От слабости его шатает. Он повалился на землю, на зелень травы. Рядом лопата, рядом лом и далее всего выброшенная последним усилием кирка. Он отдышится. Немного. Спазм смирения. Если смотреть вперед, ему видны их пятиэтажки еще хрущевского производства — дома в сумерках вполне различимы, — там в сумерках и его дом, чуть выдвинутый. Если же смотреть налево, свинцово светлеет река.
МЫСЛЬ, В КОТОРУЮ ОН НЕ СЛИШКОМ-ТО ВЕРИТ, — это мысль о пещере. (Которая достаточно близко от пятиэтажек, от своего дома.) Ключарев выбирает место. Отступая, он на несколько шагов спускается вниз. Овраг сходит к реке, это удобно. Овраг — это своеобразный разрез, и копать здесь легче, ибо принцип всякой пещеры прост и состоит в том, что копаешь не вглубь, а вбок. Вгонять лопату удобнее, также и отвал, прост, так как земля отбрасывается или ссыпается сама собой вниз, не торчит кротовой кучей и не мозолит глаза чужому человеку. Да, немного на склоне. Но не слишком вниз. Когда ударят ручьи, чтобы не заливало.
На миг Ключарев осматривается: запоминает место. Бурьян. Две стелющиеся корявые березки, а по склону над ними довольно рослая черемуха. И для совсем цепкой памяти — крапива, уже суховатая на выходе из оврага.

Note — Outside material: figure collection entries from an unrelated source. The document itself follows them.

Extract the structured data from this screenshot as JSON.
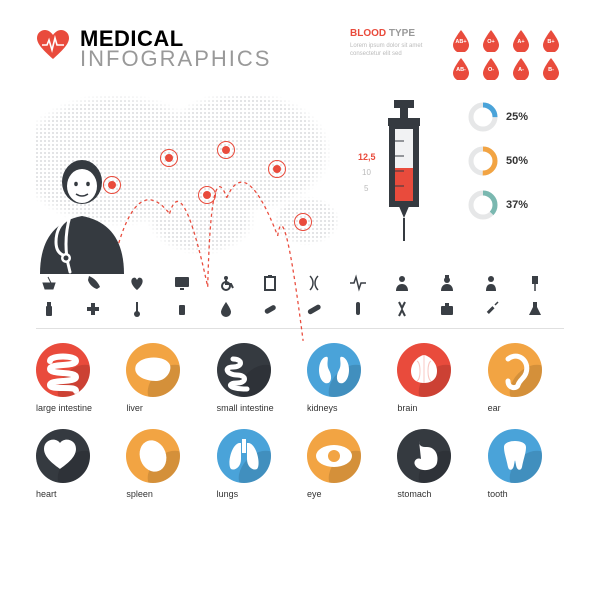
{
  "colors": {
    "accent": "#e94b3c",
    "dark": "#353a40",
    "muted": "#b9bcc0",
    "blue": "#4aa3d9",
    "orange": "#f2a443",
    "teal": "#7ab8b0"
  },
  "title": {
    "main": "MEDICAL",
    "sub": "INFOGRAPHICS"
  },
  "blood": {
    "title": "BLOOD",
    "title_sub": "TYPE",
    "desc": "Lorem ipsum dolor sit amet consectetur elit sed",
    "types": [
      "AB+",
      "O+",
      "A+",
      "B+",
      "AB-",
      "O-",
      "A-",
      "B-"
    ]
  },
  "map_markers": [
    {
      "x": 22,
      "y": 52
    },
    {
      "x": 40,
      "y": 35
    },
    {
      "x": 52,
      "y": 58
    },
    {
      "x": 58,
      "y": 30
    },
    {
      "x": 74,
      "y": 42
    },
    {
      "x": 82,
      "y": 75
    }
  ],
  "syringe": {
    "ticks": [
      "12,5",
      "10",
      "5"
    ],
    "fill_pct": 45
  },
  "donuts": [
    {
      "pct": 25,
      "color": "#4aa3d9"
    },
    {
      "pct": 50,
      "color": "#f2a443"
    },
    {
      "pct": 37,
      "color": "#7ab8b0"
    }
  ],
  "icon_row1": [
    "mortar",
    "phone",
    "heart-pulse",
    "monitor",
    "wheelchair",
    "clipboard",
    "dna",
    "pulse",
    "doctor",
    "nurse",
    "patient",
    "iv-drip"
  ],
  "icon_row2": [
    "bottle",
    "cross",
    "thermometer",
    "pills",
    "drop",
    "capsule",
    "bandage",
    "test-tube",
    "ribbon",
    "kit",
    "syringe",
    "flask"
  ],
  "organs": [
    {
      "label": "large intestine",
      "color": "#e94b3c"
    },
    {
      "label": "liver",
      "color": "#f2a443"
    },
    {
      "label": "small intestine",
      "color": "#353a40"
    },
    {
      "label": "kidneys",
      "color": "#4aa3d9"
    },
    {
      "label": "brain",
      "color": "#e94b3c"
    },
    {
      "label": "ear",
      "color": "#f2a443"
    },
    {
      "label": "heart",
      "color": "#353a40"
    },
    {
      "label": "spleen",
      "color": "#f2a443"
    },
    {
      "label": "lungs",
      "color": "#4aa3d9"
    },
    {
      "label": "eye",
      "color": "#f2a443"
    },
    {
      "label": "stomach",
      "color": "#353a40"
    },
    {
      "label": "tooth",
      "color": "#4aa3d9"
    }
  ]
}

Обозначив глазом тропку, видную только ему, Ключарев приминает бурьян. Здесь. Лопата, лом пока в стороне, зато кирка сразу и хорошо идет в дело, не зря же лез с ней через всю дыру и едва не вогнал себе под ключицу, когда прижало. Копает. Мысль, в которую Ключарев не слишком-то верит, — мысль-минимум: если не удастся ни с кем объединиться, Ключарев сможет отрыть пещеру для себя и своей семьи на тот случай, если в домах жить станет невозможно. Копает. Сбрасывает свитер, но останавливаться не хочет, дабы не прошел первый запал. Теперь (и все еще не останавливаясь) за лопату — отбитая земля теперь летит вниз комьями и россыпью, после чего Ключарев выравнивает пространство, выбитое по первому разу грубой киркой. Старательно стесывая лопатой углы, он замечает, что результат пока лишь напоминает собой нору и, пожалуй, дыру, в которую Ключарев лез и из которой только что так болезненно и трудно выбирался, — да, он невольно копирует. Что поделать, не столько интуитивное, сколько подинтуитивное, земляное мышление, которое вбирает чужой опыт, даже не доложив своему собственному сознанию, — вот что его ведет. Колея веков. Ползучие движения, как и ободранность (оглаженность) плеч и коленей, усвоены лишь на дальнем стыке с опытом тысячелетий; тех тысячелетий, когда не было еще опыта чужого или опыта своего и был лишь один опыт — сиюминутный. Ключарев устал. Бинт, стягивающий грудь, и зализы пластыря вновь раздражают кожу. Когда протискивался в лаз, бинта не слышал, но после того как помахал киркой, тело изошло потом. Ладно. До пояса он уже может в свою пещеру войти. Он слышит вдруг звуки. Вот! Внизу слабо булькает ручей, значит, к реке где-то совсем близко спадает чистая водица, родившаяся здесь же, в овраге. Удобно. Не бегать к реке. (Возможно, что у самой реки будет небезопасно, как и в пятиэтажках. Как и на всяком заметном месте.)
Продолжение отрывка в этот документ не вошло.